Half of an upside-down car doesn’t fit into Harrington’s vision of bicycle paths and hiking trails through Ward 8. The ward currently has 1.4 miles of these trails, according to Harrington — compared with Rock Creek Park’s dozens of miles of trail.
“They don’t have cars in the woods of Rock Creek Park,” he said. “I don’t see why we should.”
Lacee A. Satcher, an assistant professor of sociology and environmental studies at Boston College, said that environmental racism is linked to “racial capitalism” — the idea that the economic value of a person is based on their race.
“Your neighborhood, because it is predominantly Black, has less value,” she said of this mind-set.
Environmental racism makes people believe that a neighborhood is not worthy of development or is appropriate only for industrial projects such as power plants or landfills, according to Satcher. Indeed, long before the Department of Homeland Security’s new headquarters opened on the Anacostia River’s east bank in 2013, it was home to the Blue Plains wastewater treatment plant, the Benning Road transfer station and the city’s impound lot.
To remedy this, Satcher said, Black residents need to be part of the decision-making to give them “access to the good stuff,” including green space.
“Parks don’t just get created randomly,” she said.

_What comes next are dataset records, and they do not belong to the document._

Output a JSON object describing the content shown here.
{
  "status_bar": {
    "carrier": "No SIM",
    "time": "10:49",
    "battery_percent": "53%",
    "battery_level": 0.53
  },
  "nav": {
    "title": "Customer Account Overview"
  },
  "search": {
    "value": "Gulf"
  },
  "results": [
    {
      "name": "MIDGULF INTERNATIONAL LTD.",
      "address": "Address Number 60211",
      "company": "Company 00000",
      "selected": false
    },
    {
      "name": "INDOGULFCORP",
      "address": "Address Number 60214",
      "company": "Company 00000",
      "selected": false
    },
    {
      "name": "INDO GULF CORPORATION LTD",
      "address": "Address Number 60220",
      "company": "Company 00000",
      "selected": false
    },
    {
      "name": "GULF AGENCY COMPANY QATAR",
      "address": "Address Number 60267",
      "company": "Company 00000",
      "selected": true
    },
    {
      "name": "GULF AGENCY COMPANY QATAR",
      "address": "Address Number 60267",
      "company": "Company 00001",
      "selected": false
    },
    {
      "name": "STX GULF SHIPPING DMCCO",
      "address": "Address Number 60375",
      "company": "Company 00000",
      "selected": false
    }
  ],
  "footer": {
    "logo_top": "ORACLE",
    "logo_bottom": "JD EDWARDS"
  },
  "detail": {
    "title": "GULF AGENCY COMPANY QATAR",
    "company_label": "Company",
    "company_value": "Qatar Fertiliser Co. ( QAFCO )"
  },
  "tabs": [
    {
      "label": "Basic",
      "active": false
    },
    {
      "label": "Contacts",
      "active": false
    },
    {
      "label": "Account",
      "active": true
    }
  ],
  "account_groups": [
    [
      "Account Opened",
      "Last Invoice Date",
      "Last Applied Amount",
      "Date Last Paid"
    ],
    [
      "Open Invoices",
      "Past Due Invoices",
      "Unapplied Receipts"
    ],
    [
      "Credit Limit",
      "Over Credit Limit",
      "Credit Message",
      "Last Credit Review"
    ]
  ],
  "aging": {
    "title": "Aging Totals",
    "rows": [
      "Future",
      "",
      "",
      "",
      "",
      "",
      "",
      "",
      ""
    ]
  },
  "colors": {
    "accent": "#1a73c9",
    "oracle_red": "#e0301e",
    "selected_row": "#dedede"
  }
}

Ricky Jordan-Jones, a Southeast Washington native and a park steward with Ward 8 Woods who often tromps around, picking up trash, said he’s developed a sense for where the bad spots are. He said he’s found vehicles abandoned so long that trees have grown through them.
“You go where you kind of have an instinct: There’s going to be trash here,” he said.

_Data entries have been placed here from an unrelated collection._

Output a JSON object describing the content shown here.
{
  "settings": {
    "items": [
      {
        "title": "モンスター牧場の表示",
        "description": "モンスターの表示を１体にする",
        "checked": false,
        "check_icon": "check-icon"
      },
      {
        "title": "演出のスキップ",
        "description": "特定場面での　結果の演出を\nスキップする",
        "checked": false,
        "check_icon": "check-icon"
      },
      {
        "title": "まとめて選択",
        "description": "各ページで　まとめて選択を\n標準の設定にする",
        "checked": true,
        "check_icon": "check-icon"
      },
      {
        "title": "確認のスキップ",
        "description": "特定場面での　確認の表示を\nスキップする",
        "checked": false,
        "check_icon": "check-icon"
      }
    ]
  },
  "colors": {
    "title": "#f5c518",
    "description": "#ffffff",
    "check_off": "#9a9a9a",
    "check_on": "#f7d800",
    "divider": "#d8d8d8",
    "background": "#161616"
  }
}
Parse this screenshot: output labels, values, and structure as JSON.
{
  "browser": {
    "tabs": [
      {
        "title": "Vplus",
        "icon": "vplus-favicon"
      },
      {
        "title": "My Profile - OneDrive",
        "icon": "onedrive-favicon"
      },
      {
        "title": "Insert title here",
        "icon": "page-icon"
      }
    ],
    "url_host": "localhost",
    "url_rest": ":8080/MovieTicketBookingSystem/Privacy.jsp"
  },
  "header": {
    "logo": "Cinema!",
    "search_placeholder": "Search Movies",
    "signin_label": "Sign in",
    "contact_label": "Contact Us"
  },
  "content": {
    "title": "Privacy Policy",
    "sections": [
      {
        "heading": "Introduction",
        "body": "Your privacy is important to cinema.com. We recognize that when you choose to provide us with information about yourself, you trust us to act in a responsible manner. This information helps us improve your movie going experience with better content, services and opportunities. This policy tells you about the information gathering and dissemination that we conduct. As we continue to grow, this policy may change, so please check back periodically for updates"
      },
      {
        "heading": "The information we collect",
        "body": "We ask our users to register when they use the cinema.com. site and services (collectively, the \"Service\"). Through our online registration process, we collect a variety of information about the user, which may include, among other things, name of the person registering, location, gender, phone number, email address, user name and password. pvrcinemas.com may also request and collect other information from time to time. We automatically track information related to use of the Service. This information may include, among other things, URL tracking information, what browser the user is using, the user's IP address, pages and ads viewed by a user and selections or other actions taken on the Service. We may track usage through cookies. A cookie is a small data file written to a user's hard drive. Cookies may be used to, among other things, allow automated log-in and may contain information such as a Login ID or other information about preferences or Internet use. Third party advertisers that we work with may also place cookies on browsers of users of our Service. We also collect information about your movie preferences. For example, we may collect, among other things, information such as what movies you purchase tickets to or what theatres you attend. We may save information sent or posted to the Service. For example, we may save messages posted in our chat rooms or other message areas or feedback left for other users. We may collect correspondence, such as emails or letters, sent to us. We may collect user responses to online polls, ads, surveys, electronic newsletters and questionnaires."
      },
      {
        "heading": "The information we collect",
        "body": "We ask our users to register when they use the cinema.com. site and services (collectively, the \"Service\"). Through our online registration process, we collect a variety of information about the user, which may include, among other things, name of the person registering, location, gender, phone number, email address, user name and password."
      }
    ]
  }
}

For Jordan-Jones, 32, this is personal. He grew up on Stanton Road in Southeast — an area that’s been substantially remade by real estate developers.
Now that he is paid to clean up Ward 8’s few remaining green spaces, he wants to make sure the public can enjoy the fruits of his labor.
“Certain parts of the city they care about more, they spend more money,” he said. “I’m not out here for all this hard work to go to waste.”